Первым, кого я разглядел, был Престонгрэндж. Он сидел, подавшись вперед, как всадник на быстром коне; он шевелил губами от удовольствия и не отрывал глаз от священника; проповедь явно пришлась ему по вкусу. Чарли Стюарт, наоборот, подремывал; лицо у него было бледное и изнуренное. Что касается Саймона Фрэзера, то он выделялся из этой сосредоточенно внемлющей толпы своим почти скандальным поведением: он рылся в карманах, закидывал ногу на ногу, откашливался, вздергивал реденькие брови, поводил глазами направо и налево, то позевывая, то усмехаясь про себя. Иногда он клал перед собою Библию, листал ее, пробегал глазами несколько строк и опять принимался листать, потом отодвигал книгу и зевал во весь рот: он точно старался стряхнуть с себя скуку.

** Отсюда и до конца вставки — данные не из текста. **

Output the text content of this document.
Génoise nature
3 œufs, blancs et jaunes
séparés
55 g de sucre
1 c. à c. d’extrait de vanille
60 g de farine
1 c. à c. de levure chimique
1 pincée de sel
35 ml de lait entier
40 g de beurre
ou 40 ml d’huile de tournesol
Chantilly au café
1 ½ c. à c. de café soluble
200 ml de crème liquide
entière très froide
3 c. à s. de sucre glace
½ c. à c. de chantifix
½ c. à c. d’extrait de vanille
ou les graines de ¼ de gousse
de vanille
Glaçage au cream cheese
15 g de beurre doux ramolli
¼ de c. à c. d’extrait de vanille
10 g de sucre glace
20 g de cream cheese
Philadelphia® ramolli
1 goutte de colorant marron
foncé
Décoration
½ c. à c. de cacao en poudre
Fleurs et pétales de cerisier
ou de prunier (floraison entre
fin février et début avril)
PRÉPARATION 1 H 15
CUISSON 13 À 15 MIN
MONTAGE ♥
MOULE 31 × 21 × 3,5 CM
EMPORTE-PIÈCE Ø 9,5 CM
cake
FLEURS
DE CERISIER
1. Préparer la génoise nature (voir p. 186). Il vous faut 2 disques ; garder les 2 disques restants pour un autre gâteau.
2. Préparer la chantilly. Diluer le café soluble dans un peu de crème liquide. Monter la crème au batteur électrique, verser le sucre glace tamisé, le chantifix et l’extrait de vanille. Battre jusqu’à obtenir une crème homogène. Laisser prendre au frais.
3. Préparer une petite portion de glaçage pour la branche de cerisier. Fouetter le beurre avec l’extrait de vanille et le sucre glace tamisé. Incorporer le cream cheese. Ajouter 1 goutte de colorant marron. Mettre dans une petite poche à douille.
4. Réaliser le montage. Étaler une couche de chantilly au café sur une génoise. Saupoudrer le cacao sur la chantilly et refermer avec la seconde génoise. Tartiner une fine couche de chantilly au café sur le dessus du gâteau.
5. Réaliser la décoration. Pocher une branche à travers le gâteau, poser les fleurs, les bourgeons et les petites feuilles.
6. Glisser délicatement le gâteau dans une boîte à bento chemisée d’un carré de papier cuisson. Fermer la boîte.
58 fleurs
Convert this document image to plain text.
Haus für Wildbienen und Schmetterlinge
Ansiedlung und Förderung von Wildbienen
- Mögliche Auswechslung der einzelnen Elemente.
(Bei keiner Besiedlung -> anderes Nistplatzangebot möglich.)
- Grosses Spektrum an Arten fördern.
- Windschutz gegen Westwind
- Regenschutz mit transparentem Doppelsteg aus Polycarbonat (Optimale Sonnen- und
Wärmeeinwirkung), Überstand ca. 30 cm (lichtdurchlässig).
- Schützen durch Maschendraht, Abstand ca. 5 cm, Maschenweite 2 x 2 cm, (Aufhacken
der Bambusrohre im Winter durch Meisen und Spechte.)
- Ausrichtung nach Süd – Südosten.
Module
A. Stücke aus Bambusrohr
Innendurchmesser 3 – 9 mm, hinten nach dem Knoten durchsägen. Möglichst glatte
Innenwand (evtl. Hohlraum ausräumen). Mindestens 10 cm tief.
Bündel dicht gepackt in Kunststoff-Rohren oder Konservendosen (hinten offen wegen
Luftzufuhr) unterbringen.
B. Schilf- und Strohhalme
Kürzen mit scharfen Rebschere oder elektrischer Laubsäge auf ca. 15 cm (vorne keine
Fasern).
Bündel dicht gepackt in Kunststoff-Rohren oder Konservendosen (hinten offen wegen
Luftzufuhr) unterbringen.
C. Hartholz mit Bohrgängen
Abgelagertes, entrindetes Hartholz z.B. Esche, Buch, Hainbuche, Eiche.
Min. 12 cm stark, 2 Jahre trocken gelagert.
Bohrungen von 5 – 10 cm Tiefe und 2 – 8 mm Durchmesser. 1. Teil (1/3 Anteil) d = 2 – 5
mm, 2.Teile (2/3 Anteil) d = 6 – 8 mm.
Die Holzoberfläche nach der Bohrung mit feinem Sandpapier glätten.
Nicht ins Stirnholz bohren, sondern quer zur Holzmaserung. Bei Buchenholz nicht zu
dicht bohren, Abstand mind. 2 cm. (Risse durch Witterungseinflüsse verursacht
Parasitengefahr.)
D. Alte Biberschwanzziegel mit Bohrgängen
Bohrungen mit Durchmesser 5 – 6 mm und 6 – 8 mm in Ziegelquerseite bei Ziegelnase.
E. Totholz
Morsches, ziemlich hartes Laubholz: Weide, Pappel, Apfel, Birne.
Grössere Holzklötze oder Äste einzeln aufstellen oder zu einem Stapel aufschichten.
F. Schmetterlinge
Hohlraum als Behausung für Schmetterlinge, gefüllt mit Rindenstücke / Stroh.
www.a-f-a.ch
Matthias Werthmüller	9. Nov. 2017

И вдруг взгляд неугомонного Фрэзера случайно упал на меня. На секунду он остолбенел, затем вырвал из Библии половину страницы, набросал на ней карандашом несколько слов и передал ее сидящему рядом человеку, шепнув ему что-то на ухо. Записку передали Престонгрэнджу, который бросил на меня быстрый взгляд, затем она попала в руки мистера Эрскина, а от него герцогу Аргайлскому, сидевшему между двух судей; его светлость повернулся и устремил на меня надменный взгляд. Последним из тех, кому не безразлично было мое присутствие, меня увидел Чарли Стюарт; он также принялся строчить и рассылать записки, но я не мог проследить в толпе, кому они предназначались.

Однако записки привлекли к себе общее внимание; те, кто знал, чем они вызваны (либо полагал, будто ему это известно), шепотом объясняли другим, остальные шепотом осведомлялись; священник, казалось, был немало смущен неожиданным шорохом, движением и перешептыванием в церкви. Он заговорил тише, потом сбился, и голос его окончательно утратил прежнюю звучность и спокойную убедительность. Должно быть, для него до последнего дня жизни так и осталось загадкой, почему проповедь, которая на три четверти прошла так успешно, под самый конец, совсем провалилась.